Altri due articoli sono dedicati ad attaccare in particolare Stalin, sia attraverso l'esaltazione di alcuni dirigenti del trotzkismo internazionale, come Andreu Nin e Joaquìn Maurìn, fondatori del Poum, il più forte partito trotzkista antistalinista di Spagna negli anni della guerra civile, e attraverso la figura dell'anarchico Camillo Berneri, che secondo chi scrive fu “assassinato per mano dell'Internazionale comunista” a Barcellona nel 1936 perché si proponeva di “costruire un'alleanza antifascista alternativa a quella socialcomunista” tra liberali e anarchici fuoriusciti. Ci sono perfino un articolo sulla “primavera di Praga”, scritto da un ex consigliere del presidente cecoslovacco anticomunista e liberale, Vàclav Havel, e uno di un ex fondatore di Solidarnosc sulle rivolte in Polonia.
La Rivoluzione d'Ottobre e il revisionismo gramsciano
Particolarmente significativo è infine l'articolo scritto dallo storico Angelo D'Orsi, già firmatario nel 2014, ma ora si è spostato più a destra, insieme a Gianni Vattimo, Manlio Dinucci, Domenico Losurdo e altri intellettuali di area trotzkista, del manifesto “per la ricostruzione del Partito comunista nel quadro ampio della sinistra di classe”. Da esso si ricava infatti dove vanno a sintesi in Italia tutte queste posizioni variamente critiche, da destra e da “sinistra”, nei confronti della Rivoluzione d'Ottobre e dell'edificazione del primo Stato socialista nella storia: cioè nella concezione gramsciana del partito e del processo rivoluzionario, attraverso il concetto di “guerra di posizione” contrapposto a quello di rivoluzione, della conquista graduale delle “casematte” della società borghese contrapposta alla conquista del potere politico da parte del proletariato, dell'“autogestione” contrapposta alla dittatura del proletariato, della “democrazia dei Consigli” contrapposta al ruolo guida del Partito marxista-leninista, e della prevalenza del fattore culturale rispetto a quello economico-politico.

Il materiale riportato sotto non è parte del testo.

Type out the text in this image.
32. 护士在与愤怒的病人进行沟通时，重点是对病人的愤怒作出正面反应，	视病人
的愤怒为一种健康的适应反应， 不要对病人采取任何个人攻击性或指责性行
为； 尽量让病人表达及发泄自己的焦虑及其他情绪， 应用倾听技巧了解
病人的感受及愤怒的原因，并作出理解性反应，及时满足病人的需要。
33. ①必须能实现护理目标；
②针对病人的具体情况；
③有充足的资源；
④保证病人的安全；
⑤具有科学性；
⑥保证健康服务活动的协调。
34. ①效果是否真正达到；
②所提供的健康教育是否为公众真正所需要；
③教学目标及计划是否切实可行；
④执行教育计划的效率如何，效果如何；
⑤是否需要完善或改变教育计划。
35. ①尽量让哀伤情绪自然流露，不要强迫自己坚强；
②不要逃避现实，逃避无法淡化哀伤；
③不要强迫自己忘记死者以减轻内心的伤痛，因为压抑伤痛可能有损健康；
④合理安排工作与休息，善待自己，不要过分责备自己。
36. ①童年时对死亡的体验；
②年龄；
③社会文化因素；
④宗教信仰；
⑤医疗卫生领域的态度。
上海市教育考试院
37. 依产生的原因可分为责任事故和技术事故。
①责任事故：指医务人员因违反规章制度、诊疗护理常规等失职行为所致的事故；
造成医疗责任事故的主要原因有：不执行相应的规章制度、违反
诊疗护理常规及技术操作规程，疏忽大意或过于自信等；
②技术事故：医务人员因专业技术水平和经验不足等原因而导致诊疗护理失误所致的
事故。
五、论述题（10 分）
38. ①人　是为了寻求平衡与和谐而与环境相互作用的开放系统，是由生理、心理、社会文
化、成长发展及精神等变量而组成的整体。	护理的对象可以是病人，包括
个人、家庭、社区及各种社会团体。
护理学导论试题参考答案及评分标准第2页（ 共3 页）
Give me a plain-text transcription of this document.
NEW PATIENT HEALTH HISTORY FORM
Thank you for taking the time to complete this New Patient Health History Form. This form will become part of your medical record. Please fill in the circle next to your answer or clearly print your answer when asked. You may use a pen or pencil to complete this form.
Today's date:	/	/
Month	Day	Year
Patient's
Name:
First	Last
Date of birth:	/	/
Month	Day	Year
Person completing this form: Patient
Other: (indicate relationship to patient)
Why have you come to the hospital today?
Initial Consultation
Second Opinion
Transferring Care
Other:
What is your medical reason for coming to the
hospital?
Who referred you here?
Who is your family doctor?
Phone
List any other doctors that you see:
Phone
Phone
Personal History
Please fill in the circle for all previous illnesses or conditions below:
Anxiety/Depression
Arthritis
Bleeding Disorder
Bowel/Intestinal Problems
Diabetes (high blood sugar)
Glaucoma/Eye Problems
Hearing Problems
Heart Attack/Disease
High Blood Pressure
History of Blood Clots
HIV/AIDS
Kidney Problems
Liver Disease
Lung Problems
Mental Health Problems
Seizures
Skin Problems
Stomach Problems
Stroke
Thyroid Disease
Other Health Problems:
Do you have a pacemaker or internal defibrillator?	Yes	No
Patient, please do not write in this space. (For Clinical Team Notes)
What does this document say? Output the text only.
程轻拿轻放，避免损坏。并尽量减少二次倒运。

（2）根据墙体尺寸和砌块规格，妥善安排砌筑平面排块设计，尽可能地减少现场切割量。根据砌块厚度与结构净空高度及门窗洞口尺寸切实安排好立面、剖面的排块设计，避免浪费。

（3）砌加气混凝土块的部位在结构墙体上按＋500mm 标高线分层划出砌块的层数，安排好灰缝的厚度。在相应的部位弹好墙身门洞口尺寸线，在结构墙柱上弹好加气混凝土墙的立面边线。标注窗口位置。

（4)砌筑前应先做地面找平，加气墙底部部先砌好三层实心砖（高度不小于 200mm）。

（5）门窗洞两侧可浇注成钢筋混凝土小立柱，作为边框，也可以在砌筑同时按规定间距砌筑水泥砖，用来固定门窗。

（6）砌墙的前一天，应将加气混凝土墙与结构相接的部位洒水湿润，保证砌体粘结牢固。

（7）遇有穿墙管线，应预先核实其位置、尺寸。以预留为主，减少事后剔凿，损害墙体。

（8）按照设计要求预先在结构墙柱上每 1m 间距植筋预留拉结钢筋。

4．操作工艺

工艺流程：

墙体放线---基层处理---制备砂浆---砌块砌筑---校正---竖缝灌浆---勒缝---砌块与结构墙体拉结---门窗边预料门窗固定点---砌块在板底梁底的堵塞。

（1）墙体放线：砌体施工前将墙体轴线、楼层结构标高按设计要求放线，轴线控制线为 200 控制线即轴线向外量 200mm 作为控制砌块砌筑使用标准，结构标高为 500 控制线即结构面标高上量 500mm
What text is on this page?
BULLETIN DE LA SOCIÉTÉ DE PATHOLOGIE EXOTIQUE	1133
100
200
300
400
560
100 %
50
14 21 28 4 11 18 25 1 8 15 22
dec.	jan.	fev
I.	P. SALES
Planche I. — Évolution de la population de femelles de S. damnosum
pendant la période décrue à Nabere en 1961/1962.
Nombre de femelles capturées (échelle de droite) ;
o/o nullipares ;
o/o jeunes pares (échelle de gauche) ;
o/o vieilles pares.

Fino non solo a non riconoscere e rigettare il marxismo-leninismo e la stessa esperienza della Rivoluzione d'Ottobre, ma perfino a stravolgere e rigettare anche Marx, come suggerisce appunto il titolo dell'articolo: “Antonio Gramsci dentro e oltre il marxismo”. Vanno a finire cioè nell'idealismo, nel riformismo e nel liberalismo borghesi, vera anima del revisionismo gramsciano, che non a caso è all'origine del PCI revisionista di Togliatti e della “via italiana al socialismo”. E che continua a ricomparire come un marchio di fabbrica indelebile ogni volta che in Italia qualche imbroglione politico, da Rifondazione in poi, ha cercato e cerca ancora di ricostruire il PCI revisionista sotto altre forme.
Si tratta quindi dello stesso tipo di operazione fatta da “Il manifesto” trotzkista, consistente nel riabilitare Trotzki e gli altri avversari di Lenin e gettare fango sui due grandi artefici della Rivoluzione d'Ottobre e del primo Stato socialista. Per poi andare a finire, come ha mostrato di recente anche Luciana Castellina, all'esaltazione di Gramsci e della democrazia borghese, che è ormai il loro approdo finale dopo aver tagliato tutti i ponti col marxismo-leninismo e il socialismo, ricongiungendosi con quel revisionismo da cui si erano separati solo in apparenza quasi 50 anni fa.